だが、ニンジンを狙っていたのは、魔物だけじゃなかった。
シカ。ノウサギ。イノシシ。ネズミ。
彼らは魔物じゃない。ただの野生動物だ。 でも、彼らにとっても、あの「歌って光る高栄養ニンジン」は、雪が降る前の最高のご馳走だった。
夜になると、畑が光り、歌う。 それは森中の動物たちへの「ディナーショーの招待状」だった。
「アル様! 東の畑、全滅です! シカの群れが入りました!」 「こっちはネズミだ! 収穫前の根っこをかじられてる!」 「イノシシが防護柵を壊しました! 手が足りません!」
連日、悲鳴のような報告が上がってきた。
◆ 圧倒的な人手不足
俺たちは必死に防ごうとした。 だが、人間と獣人だけでは、他の作業(住居建設・防壁強化・薪割り)で手一杯だった。 24時間体制で広大な畑を見張る人員なんて、どこにもいない。
もし、あの時……ゴブリンたちを受け入れていたら?
気配察知に優れたサボルがいれば、動物の接近をいち早く知らせてくれただろう。 穴掘りが得意なホルがいれば、動物よけの溝をあっという間に掘ってくれただろう。 怪力のハコブと、彼らの大家族(100匹)がいれば、動物に食われる前に、人海戦術で一気に収穫しきれたはずだ。
「雑草取り」や「見張り」といった、単純だけど数が要る仕事。 それを任せられる「数」を、俺は自ら切り捨ててしまったのだ。
◆ 収穫の敗北
そして、冬将軍が来た。
動物たちに食い荒らされ、穴だらけになった畑。 残ったニンジンを慌てて収穫しようとしたが、人手が足りず、半分以上が土の中で凍りついた。
掘り出してみたニンジンは、動物の歯型がついているか、冷気で腐っているか、どちらかだった。
「……これじゃあ、売り物にもならないし、保存も効かねえ」
ガルドさんが、かじられたニンジンを見て力なく呟いた。
「動物たちも、生きるのに必死だったんだ。 ……俺たちが、守りきれなかっただけだ」
その言葉が、重くのしかかる。
俺は「魔物」というリスクを排除したつもりで、 「自然」という、もっと巨大で数え切れないリスクに押しつぶされた。
◆ 静かなる撤退
食料がなければ、人は定着しない。 獣人たちは「これじゃ飢え死にする」と言って去り、 人間の職人たちも「春になったらまた来る(たぶん来ない)」と言って去った。

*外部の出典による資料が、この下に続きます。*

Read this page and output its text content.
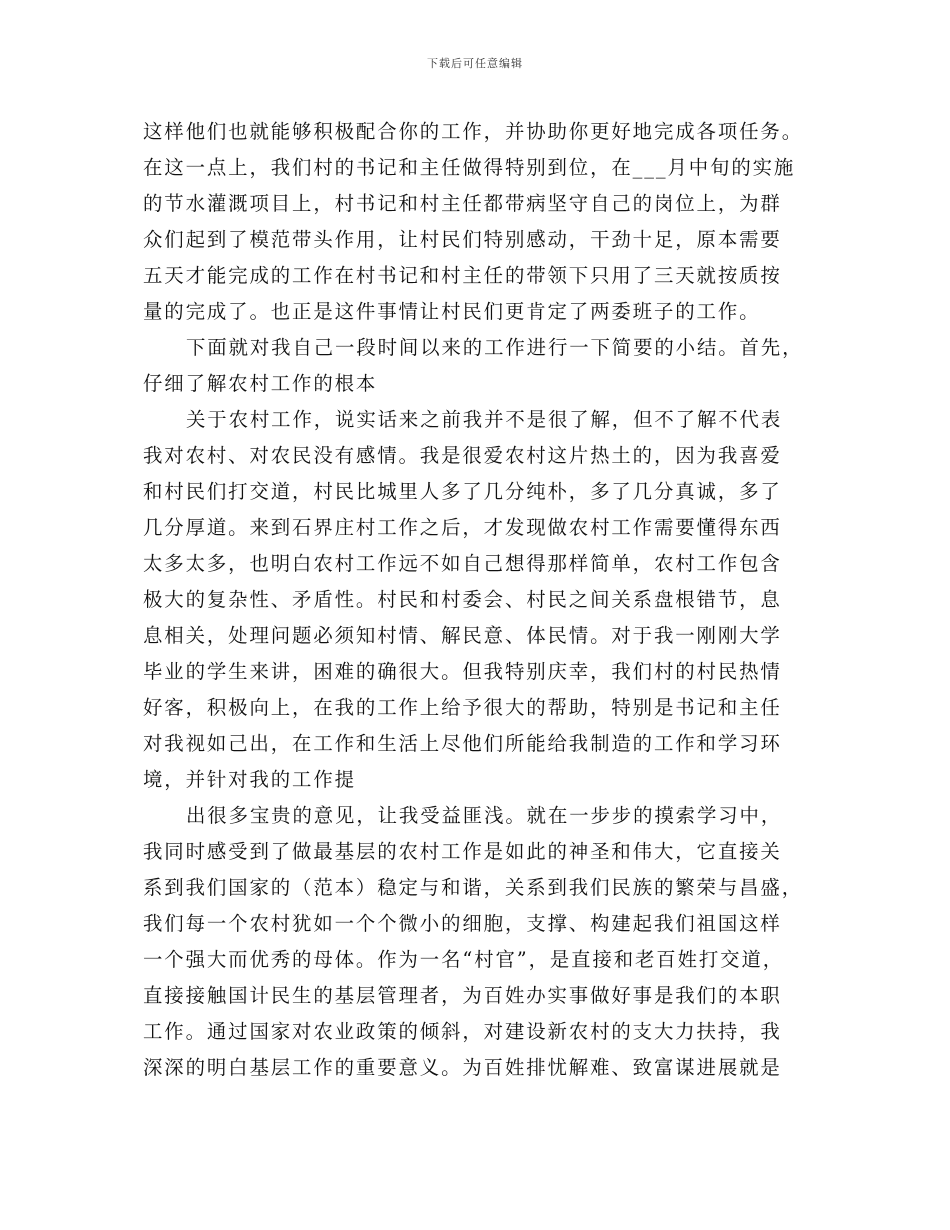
下载后可任意编辑
这样他们也就能够积极配合你的工作，并协助你更好地完成各项任务。
在这一点上，我们村的书记和主任做得特别到位，在___月中旬的实施
的节水灌溉项目上，村书记和村主任都带病坚守自己的岗位上，为群
众们起到了模范带头作用，让村民们特别感动，干劲十足，原本需要
五天才能完成的工作在村书记和村主任的带领下只用了三天就按质按
量的完成了。也正是这件事情让村民们更肯定了两委班子的工作。
下面就对我自己一段时间以来的工作进行一下简要的小结。首先，
仔细了解农村工作的根本
关于农村工作，说实话来之前我并不是很了解，但不了解不代表
我对农村、对农民没有感情。我是很爱农村这片热土的，因为我喜爱
和村民们打交道，村民比城里人多了几分纯朴，多了几分真诚，多了
几分厚道。来到石界庄村工作之后，才发现做农村工作需要懂得东西
太多太多，也明白农村工作远不如自己想得那样简单，农村工作包含
极大的复杂性、矛盾性。村民和村委会、村民之间关系盘根错节，息
息相关，处理问题必须知村情、解民意、体民情。对于我一刚刚大学
毕业的学生来讲，困难的确很大。但我特别庆幸，我们村的村民热情
好客，积极向上，在我的工作上给予很大的帮助，特别是书记和主任
对我视如己出，在工作和生活上尽他们所能给我制造的工作和学习环
境，并针对我的工作提
出很多宝贵的意见，让我受益匪浅。就在一步步的摸索学习中，
我同时感受到了做最基层的农村工作是如此的神圣和伟大，它直接关
系到我们国家的（范本）稳定与和谐，关系到我们民族的繁荣与昌盛，
我们每一个农村犹如一个个微小的细胞，支撑、构建起我们祖国这样
一个强大而优秀的母体。作为一名“村官”，是直接和老百姓打交道，
直接接触国计民生的基层管理者，为百姓办实事做好事是我们的本职
工作。通过国家对农业政策的倾斜，对建设新农村的支大力扶持，我
深深的明白基层工作的重要意义。为百姓排忧解难、致富谋进展就是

残ったのは、雪に埋もれた畑と、 動物たちの足跡だけ。
俺は執務室の鍵を閉めた。
「……帰ろう」
机の上には、書きかけの計画書。 『多種族共生都市構想』。
俺は、誰も傷つけなかった。 ゴブリンとも戦わず、ただ「常識的に」追い払っただけだ。 とても「賢い」選択をしたつもりだった。
その結果――ウサギとシカに負けた。
雪の中、王都へ戻る馬車の窓から、 森の奥で光る目がいくつも見えた気がした。
そこは、正しくて、合理的で、 そしてどうしようもなく「弱かった」俺たちの、墓標だった。